The papers also point to the drastic measures the Thatcher government were prepared to take in order to crush the miners and their union, the NUM. Most notably, they were secretly preparing to use the army and declare a state of emergency out of a fear the economy would grind to a halt once stockpiles of coal were exhausted. A separate contingency plan, codenamed Operation Halberd, would be used to break the dock strike.
The archives demonstrate that for all the years the Tories had schemed and stockpiled in order to pre-empt the dispute, behind the scenes, Thatcher and her ministers were often racked by doubt. A list of “worst case” options included power cuts and putting industry on a three-day week, with the impact of panic buying or food shortages a frequent concern. Minutes of a secret cabinet committee, for example, state “It was not clear how far a declaration of a state of emergency would be interpreted as a sign of determination by the government or a sign of weakness, nor to what extent to which it would increase docker support for the miners’ strike.”
A victory for the miners was clearly possible. In July 1984 Norman Tebbit, then Employment Secretary, wrote Thatcher a “secret and personal” letter warning that “I do not see that time is on our side”. This makes all the more criminal the role of those Labour Party and trade union leaders who failed to offer full support and assistance to the miners in this “undeclared civil war” that, in effect, paved the way for the ideologically motivated de-industrialisation and privatisation of the British economy and a further offensive on trade union rights.
Politicians from all sides, civil servants, right-wing union leaders, media bosses, the great and the good were enlisted to help demonise the miners and turn the tide of the dispute.
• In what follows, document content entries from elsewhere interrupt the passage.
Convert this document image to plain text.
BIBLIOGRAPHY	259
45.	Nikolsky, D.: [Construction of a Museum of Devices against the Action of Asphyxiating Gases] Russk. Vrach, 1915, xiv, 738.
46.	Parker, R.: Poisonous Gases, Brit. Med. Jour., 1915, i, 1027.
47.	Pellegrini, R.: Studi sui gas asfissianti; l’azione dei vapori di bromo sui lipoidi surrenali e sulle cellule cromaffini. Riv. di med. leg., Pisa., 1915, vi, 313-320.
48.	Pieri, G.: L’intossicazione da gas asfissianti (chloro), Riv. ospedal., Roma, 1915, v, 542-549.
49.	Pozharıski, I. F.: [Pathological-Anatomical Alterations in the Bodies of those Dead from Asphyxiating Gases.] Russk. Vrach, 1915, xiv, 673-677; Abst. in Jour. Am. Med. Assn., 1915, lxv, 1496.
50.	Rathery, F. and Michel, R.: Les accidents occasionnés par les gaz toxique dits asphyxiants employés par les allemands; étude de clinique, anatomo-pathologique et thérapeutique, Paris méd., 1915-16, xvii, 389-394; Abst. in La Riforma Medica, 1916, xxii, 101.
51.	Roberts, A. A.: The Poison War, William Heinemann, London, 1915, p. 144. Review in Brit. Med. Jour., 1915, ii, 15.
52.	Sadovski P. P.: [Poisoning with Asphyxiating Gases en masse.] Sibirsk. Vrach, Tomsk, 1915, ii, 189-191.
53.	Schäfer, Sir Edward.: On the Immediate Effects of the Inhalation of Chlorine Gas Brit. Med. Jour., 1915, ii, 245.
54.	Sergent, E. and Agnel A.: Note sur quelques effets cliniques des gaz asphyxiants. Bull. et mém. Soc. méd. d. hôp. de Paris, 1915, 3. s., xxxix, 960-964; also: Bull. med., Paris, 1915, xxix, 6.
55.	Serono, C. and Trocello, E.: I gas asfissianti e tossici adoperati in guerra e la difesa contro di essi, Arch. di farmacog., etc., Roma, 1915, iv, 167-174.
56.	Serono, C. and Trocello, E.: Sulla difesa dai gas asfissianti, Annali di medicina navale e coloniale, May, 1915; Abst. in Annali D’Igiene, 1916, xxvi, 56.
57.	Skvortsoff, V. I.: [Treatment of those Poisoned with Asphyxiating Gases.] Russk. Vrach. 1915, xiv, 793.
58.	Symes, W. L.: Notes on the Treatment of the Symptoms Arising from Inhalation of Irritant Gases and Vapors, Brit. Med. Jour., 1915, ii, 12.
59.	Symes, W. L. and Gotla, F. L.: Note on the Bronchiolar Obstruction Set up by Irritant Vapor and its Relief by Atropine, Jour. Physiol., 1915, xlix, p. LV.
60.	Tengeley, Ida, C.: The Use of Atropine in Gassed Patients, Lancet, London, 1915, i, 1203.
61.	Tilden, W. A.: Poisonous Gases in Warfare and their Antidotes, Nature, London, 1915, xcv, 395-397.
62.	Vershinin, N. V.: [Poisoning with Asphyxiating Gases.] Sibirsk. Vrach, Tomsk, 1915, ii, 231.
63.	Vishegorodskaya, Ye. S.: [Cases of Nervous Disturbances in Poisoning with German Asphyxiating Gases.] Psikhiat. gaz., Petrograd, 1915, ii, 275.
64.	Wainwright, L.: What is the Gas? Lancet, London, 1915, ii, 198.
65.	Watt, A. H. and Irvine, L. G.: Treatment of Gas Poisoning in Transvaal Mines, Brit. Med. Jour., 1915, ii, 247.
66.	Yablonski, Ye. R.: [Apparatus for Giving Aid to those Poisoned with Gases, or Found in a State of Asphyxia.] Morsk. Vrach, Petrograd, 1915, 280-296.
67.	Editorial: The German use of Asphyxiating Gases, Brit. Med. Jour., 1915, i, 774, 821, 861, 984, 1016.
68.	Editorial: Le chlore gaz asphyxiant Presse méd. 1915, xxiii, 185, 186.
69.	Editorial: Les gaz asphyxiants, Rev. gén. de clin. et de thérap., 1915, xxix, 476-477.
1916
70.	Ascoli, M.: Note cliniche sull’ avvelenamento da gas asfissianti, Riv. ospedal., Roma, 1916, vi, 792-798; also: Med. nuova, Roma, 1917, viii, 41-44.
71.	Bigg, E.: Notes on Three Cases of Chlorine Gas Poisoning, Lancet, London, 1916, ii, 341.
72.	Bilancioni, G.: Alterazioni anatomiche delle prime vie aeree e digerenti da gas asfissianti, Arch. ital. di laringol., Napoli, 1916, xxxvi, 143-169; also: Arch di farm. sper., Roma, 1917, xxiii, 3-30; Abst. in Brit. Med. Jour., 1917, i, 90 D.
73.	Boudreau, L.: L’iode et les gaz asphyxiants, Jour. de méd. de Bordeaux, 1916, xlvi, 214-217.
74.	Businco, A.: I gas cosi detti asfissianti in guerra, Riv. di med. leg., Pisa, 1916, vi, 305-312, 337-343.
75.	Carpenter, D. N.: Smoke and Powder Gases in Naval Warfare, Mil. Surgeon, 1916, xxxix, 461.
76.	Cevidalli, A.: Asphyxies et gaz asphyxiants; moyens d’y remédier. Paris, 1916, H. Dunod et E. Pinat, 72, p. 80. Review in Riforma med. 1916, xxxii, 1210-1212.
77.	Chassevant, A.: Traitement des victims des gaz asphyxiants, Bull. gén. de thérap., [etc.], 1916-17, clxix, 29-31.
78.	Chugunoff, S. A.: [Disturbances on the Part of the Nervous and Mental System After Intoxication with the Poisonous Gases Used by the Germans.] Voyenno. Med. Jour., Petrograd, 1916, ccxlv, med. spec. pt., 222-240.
That the miners were ultimately defeated was not down to their lack of courage or determination to save their communities and way of life. Nor was it down to a lack support shown to them by the wider working class across Britain, Ireland and further afield, but by the failure the right wing leaders in the labour movement to take decisive action and bring Thatcher and the agenda she embodied down when the opportunity was there, a failure that the working class and labour movement still pay for today.